Complete a genogram focused on the occupations, personality, and interpersonal relationships of the people in your family tree8. For which family members was work more important than family? Who chose meaningful jobs over high paying jobs? What is or was the family culture around work
Using supervisor-manager-entry level hierarchies as generations, create a genogram of the individuals who are above and below you in rank at your workplace. What are their values around work, rest, meaning, and support?

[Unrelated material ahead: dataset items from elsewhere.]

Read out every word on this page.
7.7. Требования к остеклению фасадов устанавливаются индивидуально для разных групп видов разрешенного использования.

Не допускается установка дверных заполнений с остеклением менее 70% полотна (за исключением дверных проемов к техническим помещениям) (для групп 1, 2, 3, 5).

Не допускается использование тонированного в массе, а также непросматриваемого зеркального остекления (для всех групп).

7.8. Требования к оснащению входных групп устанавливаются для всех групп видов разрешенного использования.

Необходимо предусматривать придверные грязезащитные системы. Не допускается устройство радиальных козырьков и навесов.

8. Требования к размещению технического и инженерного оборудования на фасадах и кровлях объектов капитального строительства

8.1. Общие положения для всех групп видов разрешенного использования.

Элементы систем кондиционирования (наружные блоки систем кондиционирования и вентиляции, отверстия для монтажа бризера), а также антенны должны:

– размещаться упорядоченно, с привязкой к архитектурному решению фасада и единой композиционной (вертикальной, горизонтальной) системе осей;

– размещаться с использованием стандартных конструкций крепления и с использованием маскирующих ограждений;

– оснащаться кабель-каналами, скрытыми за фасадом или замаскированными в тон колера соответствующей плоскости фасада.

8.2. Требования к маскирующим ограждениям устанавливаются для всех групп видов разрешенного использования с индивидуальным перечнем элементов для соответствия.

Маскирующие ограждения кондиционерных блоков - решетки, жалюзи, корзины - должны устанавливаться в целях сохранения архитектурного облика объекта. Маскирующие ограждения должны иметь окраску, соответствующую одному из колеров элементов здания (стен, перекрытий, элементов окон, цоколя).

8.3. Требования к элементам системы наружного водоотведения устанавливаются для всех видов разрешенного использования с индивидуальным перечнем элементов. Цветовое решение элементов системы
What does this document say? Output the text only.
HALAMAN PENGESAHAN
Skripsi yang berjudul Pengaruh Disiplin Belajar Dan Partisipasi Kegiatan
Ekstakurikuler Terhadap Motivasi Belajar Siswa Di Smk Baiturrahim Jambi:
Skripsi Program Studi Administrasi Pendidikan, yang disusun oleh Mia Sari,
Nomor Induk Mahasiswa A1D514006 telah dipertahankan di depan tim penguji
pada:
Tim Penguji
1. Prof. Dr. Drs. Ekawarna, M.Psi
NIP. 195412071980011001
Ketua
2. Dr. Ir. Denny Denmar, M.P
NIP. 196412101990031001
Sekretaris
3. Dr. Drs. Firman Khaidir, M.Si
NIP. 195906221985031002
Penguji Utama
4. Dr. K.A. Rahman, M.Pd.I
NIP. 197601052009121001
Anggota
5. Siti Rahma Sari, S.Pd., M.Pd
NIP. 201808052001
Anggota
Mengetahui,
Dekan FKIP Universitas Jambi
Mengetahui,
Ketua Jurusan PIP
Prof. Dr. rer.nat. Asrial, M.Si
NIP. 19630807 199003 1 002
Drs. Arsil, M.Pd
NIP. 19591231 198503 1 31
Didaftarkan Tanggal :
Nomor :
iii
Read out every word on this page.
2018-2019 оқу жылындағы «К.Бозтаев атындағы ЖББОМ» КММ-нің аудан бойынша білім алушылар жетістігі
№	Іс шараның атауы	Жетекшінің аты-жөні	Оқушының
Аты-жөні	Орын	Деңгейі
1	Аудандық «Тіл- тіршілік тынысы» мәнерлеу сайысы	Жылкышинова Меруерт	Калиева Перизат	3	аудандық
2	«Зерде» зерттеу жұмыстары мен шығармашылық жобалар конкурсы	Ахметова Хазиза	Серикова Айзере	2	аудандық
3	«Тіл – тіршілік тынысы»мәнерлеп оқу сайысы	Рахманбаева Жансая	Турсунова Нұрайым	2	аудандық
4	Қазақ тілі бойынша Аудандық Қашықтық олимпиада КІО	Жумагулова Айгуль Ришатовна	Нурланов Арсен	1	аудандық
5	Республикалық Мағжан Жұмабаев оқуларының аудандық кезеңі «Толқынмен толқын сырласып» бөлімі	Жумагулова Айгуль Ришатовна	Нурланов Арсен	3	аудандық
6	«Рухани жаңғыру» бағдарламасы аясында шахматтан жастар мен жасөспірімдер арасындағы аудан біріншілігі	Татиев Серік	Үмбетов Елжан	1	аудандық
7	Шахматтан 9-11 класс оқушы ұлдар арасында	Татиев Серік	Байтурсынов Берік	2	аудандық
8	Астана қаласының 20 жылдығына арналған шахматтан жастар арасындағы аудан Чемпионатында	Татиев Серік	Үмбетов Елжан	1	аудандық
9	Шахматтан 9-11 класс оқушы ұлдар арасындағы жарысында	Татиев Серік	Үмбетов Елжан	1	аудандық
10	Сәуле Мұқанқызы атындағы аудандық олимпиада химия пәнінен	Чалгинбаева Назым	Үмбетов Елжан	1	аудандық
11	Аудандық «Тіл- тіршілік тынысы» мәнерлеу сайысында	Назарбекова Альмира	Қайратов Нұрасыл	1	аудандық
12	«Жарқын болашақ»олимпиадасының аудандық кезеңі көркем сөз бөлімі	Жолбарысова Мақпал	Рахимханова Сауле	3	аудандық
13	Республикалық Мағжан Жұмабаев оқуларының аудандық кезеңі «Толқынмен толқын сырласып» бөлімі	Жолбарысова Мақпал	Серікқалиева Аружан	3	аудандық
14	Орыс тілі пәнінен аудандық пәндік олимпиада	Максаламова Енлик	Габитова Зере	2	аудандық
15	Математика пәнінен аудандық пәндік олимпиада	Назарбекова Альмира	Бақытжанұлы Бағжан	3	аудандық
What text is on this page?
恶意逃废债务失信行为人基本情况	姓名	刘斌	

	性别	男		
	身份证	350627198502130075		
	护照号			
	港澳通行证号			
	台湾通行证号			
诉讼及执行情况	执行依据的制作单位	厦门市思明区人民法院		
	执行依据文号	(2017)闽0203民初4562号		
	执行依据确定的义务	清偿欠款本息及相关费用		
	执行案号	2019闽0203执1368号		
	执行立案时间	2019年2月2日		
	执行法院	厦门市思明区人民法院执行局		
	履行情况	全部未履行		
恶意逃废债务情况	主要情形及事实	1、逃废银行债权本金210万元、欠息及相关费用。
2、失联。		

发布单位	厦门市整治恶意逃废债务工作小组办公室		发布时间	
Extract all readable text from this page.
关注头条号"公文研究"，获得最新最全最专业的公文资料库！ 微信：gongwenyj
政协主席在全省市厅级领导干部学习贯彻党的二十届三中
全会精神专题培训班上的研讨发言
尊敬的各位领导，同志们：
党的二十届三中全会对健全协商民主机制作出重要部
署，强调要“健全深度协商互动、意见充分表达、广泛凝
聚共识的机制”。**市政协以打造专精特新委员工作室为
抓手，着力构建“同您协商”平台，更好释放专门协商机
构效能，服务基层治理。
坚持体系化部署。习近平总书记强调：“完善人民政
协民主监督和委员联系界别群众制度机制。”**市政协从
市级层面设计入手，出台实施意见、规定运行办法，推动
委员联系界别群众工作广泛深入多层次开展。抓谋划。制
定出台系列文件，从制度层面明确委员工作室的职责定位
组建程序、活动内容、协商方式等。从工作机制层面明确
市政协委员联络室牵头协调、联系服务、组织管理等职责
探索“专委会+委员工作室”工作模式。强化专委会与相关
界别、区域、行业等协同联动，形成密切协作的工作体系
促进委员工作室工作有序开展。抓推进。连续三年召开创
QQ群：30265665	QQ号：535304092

Take these genograms with you to therapy for additional insight into how patterns from family, personal life, or childhood might be repeating in professional life. Understanding early life experiences and generational norms can help people who are suffering from burnout understand how their career choices and expectations for meaning from their work might be linked with symptoms of burnout8.
“Burnout is a process in which highly motivated and committed individuals lose their spirit”8. People today may be more likely to expect personal fulfillment from work because today’s culture places a high value on careers based on interests and passions.